Tried it with record numbers or row numbers using similar where clause, but it fails.  If anyone has an idea, I would love it!

// Load your data
Individuals_Data:
LOAD
RowNo() as RecNo,
IndividualId,
FirstName,
MiddleName,
LastName,
PreferredName,
BirthDate,
PrimaryEmail,
Home_PhoneNumber,
Mobile_PhoneNumber,
Address1_PrimaryAddress
FROM [myfile]
(txt, utf8, embedded labels, delimiter is ',', msq);

// Use Resident load to compare each record with all other records
DuplicateCheck:
LOAD
RowNo() as RecNo_Dup,
IndividualId as IndividualIdDup,
FirstName as FirstNameDup,
MiddleName as MiddleNameDup,
LastName as LastNameDup,
PreferredName as PreferredNameDup,
BirthDate as BirthDateDup,
PrimaryEmail as PrimaryEmailDup,
Home_PhoneNumber as Home_PhoneNumberDup,
Mobile_PhoneNumber as Mobile_PhoneNumberDup,
Address1_PrimaryAddress as Address1_PrimaryAddressDup
Resident Individuals_Data;

// Join the original data with the DuplicateCheck table to compare each record with its duplicates
Join (Individuals_Data)
LOAD
RecNo,
IndividualIdDup,
FirstNameDup,
MiddleNameDup,
LastNameDup,
PreferredNameDup,
BirthDateDup,
PrimaryEmailDup,
Home_PhoneNumberDup,
Mobile_PhoneNumberDup,
Address1_PrimaryAddressDup,
RecNo_Dup
Resident DuplicateCheck
Where RecNo <> RecNo_Dup and (
IndividualId <> IndividualIdDup or
FirstName <> FirstNameDup or
MiddleName <> MiddleNameDup or
LastName <> LastNameDup or
PreferredName <> PreferredNameDup or
BirthDate <> BirthDateDup or
PrimaryEmail <> PrimaryEmailDup or
Home_PhoneNumber <> Home_PhoneNumberDup or
Mobile_PhoneNumber <> Mobile_PhoneNumberDup or
Address1_PrimaryAddress <> Address1_PrimaryAddressDup
);

// Calculate the percentage of matching fields
Individuals_Data:
LOAD
*,
(
(If(IndividualId = IndividualIdDup, 1, 0) +
If(FirstName = FirstNameDup, 1, 0) +
If(MiddleName = MiddleNameDup, 1, 0) +
If(LastName = LastNameDup, 1, 0) +
If(PreferredName = PreferredNameDup, 1, 0) +
If(BirthDate = BirthDateDup, 1, 0) +
If(PrimaryEmail = PrimaryEmailDup, 1, 0) +
If(Home_PhoneNumber = Home_PhoneNumberDup, 1, 0) +
If(Mobile_PhoneNumber = Mobile_PhoneNumberDup, 1, 0) +
If(Address1_PrimaryAddress = Address1_PrimaryAddressDup, 1, 0)
) / 10
) * 100 as MatchPercentage
Resident Individuals_Data;

// Drop intermediate tables
Drop Table DuplicateCheck;

// Output the final data
Data_Final:
LOAD *
Resident Individuals_Data;

// Drop the original Data table
Drop Table Individuals_Data;

Labels (3)
2 Replies
marcus_sommer

I think I would go another way with checking the field-values with interrecord-functions like peek() or previous() within a sorted resident load, like:

load *,
        rangesum(-(F1=previous(F1)), -(F2=previous(F2)), -(F3=previous(F3)), ...) / 10 as Flag
resident X order by F1, F2, F3, ...;

It needs a pre-load within Qlik to be able to define an order by statement which needs to be suitable.

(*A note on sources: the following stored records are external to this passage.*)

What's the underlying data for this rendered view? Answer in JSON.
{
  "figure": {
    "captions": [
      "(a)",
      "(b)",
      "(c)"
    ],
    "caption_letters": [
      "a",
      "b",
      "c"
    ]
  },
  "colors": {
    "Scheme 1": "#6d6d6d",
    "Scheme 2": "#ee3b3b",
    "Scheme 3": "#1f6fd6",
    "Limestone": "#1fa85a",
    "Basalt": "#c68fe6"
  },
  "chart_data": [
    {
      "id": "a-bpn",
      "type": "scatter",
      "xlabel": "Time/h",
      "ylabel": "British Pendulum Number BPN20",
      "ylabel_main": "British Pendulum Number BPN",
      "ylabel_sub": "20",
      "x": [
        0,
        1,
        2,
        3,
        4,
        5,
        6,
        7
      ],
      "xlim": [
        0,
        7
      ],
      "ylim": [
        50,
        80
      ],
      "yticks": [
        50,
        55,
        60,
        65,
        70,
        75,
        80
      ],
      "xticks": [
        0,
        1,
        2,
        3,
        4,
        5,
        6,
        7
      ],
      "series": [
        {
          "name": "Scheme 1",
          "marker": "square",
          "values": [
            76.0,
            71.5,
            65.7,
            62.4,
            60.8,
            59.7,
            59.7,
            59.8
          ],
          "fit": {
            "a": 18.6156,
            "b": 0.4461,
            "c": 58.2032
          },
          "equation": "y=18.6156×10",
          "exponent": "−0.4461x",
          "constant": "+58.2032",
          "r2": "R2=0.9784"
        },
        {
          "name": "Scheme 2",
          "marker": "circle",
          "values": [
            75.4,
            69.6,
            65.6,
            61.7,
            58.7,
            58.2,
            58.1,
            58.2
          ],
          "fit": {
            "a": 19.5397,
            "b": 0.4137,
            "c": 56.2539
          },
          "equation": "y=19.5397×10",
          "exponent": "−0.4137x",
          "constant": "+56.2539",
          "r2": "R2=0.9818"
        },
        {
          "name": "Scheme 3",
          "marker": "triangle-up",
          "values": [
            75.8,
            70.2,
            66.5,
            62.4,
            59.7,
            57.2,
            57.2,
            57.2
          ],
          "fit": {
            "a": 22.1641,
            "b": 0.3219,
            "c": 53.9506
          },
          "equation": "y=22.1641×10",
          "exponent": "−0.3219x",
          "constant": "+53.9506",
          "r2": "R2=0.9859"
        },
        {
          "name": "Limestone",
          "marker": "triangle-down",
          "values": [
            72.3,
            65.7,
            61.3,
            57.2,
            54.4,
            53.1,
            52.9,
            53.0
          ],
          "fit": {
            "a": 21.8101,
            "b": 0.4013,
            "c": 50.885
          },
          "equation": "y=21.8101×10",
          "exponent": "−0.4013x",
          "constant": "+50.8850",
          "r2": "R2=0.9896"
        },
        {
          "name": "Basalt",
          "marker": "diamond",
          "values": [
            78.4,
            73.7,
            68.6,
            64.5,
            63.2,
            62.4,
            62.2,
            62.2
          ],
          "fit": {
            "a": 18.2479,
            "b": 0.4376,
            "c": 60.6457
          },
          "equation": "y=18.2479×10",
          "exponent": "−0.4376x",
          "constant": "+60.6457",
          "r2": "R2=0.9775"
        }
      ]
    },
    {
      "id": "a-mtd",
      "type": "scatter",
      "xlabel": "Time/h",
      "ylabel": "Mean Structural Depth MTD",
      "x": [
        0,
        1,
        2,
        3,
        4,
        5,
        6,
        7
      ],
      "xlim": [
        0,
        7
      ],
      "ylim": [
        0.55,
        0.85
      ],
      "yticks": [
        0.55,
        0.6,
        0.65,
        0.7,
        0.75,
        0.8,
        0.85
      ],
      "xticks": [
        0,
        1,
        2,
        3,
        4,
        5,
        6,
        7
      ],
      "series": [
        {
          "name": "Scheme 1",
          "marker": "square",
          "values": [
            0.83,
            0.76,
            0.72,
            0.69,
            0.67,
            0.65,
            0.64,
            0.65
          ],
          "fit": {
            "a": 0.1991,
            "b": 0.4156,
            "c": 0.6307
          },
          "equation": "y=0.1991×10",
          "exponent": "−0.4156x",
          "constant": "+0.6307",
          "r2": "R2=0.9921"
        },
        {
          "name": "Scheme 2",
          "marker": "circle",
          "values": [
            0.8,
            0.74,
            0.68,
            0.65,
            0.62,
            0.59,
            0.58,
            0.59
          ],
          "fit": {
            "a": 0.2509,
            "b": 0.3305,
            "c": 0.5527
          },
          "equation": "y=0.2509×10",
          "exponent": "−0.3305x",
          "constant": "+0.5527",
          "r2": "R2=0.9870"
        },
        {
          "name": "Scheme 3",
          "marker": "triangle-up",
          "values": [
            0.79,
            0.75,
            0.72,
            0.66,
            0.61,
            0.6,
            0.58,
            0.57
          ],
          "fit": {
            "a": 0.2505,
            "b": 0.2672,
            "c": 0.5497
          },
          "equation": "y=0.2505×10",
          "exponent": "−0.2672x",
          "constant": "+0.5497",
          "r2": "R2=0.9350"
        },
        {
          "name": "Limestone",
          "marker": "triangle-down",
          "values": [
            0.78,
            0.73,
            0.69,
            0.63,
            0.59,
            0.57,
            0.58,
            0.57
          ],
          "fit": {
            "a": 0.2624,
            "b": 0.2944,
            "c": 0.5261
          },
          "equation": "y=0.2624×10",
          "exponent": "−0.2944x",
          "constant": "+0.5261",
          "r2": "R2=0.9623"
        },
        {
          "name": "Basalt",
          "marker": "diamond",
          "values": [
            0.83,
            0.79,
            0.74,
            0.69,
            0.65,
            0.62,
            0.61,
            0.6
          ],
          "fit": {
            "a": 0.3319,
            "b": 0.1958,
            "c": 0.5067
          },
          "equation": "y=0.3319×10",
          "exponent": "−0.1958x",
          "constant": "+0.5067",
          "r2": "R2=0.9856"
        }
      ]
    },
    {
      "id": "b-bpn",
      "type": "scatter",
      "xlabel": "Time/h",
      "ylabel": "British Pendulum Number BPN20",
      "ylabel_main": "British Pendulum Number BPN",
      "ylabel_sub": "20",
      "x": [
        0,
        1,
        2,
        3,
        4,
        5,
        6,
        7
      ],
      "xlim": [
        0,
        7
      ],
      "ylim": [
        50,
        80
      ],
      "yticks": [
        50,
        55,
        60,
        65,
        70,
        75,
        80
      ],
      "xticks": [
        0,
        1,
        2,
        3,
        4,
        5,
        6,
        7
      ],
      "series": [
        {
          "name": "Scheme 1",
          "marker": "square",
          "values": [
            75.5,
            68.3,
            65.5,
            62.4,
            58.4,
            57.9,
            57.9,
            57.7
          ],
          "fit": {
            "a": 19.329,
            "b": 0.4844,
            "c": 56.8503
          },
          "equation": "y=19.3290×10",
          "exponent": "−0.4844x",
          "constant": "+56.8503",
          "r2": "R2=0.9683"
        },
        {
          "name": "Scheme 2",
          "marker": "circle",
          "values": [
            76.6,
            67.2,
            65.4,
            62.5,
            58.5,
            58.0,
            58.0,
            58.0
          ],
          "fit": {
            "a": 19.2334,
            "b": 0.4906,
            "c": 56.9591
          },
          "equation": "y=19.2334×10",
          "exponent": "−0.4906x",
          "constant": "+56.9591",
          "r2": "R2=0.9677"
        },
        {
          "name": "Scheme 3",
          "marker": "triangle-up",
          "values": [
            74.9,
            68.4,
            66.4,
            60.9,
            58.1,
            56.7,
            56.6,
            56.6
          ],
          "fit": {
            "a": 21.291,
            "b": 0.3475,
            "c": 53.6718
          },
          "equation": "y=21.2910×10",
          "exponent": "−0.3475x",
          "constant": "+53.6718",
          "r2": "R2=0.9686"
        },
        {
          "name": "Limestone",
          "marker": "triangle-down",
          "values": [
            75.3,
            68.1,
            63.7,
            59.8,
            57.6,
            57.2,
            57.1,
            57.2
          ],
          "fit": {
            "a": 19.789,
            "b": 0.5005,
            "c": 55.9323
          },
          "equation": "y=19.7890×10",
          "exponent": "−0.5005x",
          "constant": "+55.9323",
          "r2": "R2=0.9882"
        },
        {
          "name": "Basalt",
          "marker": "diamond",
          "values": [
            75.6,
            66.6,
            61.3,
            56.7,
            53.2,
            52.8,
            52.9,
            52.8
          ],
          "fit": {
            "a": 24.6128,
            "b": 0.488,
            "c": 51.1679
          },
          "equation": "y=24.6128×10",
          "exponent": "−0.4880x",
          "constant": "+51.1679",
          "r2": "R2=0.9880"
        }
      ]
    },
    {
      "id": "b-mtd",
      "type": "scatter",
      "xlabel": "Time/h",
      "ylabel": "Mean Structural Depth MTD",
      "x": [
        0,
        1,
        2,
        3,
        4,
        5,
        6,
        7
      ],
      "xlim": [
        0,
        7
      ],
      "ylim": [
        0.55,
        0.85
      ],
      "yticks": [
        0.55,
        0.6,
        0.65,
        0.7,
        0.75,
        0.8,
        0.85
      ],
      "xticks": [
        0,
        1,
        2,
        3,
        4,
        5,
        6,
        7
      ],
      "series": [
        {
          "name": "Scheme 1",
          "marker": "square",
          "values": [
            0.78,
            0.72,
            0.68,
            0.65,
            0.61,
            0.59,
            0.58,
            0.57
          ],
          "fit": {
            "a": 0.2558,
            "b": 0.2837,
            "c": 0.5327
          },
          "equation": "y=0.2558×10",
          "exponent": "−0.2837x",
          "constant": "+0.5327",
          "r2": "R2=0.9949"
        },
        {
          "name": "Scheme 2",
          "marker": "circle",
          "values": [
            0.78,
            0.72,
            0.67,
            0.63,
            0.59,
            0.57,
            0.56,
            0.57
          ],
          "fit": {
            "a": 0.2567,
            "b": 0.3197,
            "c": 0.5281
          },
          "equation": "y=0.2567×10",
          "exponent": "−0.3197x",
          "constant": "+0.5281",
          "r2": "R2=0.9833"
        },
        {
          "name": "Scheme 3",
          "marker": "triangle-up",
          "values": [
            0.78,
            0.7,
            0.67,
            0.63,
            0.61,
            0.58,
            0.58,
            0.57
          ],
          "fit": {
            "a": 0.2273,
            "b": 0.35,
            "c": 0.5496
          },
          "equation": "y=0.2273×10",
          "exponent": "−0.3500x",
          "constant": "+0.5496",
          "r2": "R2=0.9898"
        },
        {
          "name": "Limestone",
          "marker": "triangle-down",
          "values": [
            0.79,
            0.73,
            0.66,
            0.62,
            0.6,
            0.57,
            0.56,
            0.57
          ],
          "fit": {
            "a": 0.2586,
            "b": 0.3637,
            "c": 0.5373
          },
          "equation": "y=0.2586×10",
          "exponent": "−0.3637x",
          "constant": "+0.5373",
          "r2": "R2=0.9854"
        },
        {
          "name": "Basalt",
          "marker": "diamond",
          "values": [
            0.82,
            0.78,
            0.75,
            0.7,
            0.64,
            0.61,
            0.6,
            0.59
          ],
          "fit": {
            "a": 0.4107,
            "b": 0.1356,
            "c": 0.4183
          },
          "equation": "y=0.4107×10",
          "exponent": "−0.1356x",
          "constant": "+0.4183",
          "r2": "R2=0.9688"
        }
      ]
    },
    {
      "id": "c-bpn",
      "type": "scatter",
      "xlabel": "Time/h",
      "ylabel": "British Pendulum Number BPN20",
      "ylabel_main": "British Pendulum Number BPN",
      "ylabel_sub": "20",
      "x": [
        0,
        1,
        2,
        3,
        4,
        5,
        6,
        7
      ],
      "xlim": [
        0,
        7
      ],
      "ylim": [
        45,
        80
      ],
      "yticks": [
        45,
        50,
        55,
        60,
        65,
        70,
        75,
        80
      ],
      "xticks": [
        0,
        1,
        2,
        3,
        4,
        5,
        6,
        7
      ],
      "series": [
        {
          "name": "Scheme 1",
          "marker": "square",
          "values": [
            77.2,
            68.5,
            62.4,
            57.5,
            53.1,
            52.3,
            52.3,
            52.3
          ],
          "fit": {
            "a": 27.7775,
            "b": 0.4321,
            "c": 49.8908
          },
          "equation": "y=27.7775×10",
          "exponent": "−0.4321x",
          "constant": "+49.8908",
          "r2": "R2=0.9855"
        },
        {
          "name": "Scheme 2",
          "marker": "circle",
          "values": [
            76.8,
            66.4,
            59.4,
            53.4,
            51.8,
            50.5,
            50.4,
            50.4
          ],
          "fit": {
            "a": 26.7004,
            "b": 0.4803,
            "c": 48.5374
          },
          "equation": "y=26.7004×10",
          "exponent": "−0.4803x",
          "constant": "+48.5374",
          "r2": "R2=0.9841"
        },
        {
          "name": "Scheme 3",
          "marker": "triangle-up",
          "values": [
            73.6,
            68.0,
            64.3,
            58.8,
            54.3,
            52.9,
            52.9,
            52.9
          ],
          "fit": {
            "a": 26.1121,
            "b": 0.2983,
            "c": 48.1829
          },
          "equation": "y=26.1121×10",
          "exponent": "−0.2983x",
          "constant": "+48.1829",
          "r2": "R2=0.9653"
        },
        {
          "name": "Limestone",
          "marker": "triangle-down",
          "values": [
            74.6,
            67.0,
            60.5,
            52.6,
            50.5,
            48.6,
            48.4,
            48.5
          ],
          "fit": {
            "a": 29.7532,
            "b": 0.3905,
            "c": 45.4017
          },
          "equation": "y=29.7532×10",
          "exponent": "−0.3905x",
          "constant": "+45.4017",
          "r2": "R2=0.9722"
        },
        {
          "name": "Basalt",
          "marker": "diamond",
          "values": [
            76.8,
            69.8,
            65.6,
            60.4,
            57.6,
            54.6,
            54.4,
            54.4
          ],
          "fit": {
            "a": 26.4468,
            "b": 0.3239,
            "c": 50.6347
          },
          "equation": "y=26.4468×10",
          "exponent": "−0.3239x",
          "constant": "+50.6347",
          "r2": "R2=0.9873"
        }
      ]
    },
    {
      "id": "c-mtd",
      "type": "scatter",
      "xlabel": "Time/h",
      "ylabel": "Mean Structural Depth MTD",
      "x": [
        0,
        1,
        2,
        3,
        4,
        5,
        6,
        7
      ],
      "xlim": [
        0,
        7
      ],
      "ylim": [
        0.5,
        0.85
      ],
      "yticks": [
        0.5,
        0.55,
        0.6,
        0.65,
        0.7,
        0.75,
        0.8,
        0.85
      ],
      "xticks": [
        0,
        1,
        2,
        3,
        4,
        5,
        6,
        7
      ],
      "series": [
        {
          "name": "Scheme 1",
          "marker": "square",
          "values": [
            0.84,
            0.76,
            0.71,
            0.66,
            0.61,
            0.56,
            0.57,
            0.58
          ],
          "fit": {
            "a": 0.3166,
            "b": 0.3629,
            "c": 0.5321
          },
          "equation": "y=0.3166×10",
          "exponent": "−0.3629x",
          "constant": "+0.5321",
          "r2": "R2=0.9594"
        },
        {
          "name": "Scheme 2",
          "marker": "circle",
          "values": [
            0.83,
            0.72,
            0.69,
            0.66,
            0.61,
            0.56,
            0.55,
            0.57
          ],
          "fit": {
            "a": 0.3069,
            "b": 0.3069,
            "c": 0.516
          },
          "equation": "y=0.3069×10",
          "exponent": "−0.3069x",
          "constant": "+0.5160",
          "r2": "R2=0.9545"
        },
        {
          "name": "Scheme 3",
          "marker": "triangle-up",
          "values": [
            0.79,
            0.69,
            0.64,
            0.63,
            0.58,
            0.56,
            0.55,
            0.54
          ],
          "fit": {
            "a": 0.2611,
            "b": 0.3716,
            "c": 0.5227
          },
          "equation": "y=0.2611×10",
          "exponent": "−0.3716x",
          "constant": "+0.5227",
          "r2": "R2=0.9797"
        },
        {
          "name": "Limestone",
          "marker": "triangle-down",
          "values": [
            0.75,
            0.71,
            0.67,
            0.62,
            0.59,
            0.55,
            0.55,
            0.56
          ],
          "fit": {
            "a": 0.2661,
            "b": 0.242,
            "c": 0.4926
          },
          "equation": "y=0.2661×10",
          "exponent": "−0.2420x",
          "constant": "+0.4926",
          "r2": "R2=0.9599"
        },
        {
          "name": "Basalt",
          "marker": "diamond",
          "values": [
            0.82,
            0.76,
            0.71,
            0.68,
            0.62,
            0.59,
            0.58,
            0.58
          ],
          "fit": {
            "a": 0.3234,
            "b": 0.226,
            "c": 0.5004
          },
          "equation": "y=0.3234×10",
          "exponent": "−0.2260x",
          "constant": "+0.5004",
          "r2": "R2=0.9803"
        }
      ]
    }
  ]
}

Simpler than this may be just to compare the PrimaryMail because mail-addresses are unique unless you have really a duplicated record. 

DrB1
Contributor III
Contributor III
Author

These records contain families so mail or email or phone is not unique. I have not worked with interrecord-functions before, so I will need to look into that. What happens here is that persons can register for various events as a "guest" in our system, which immediately assigns a new IndividualId to someone who may already be in the system records. I'm looking for a way to prioritize the review based on percent of matching fields.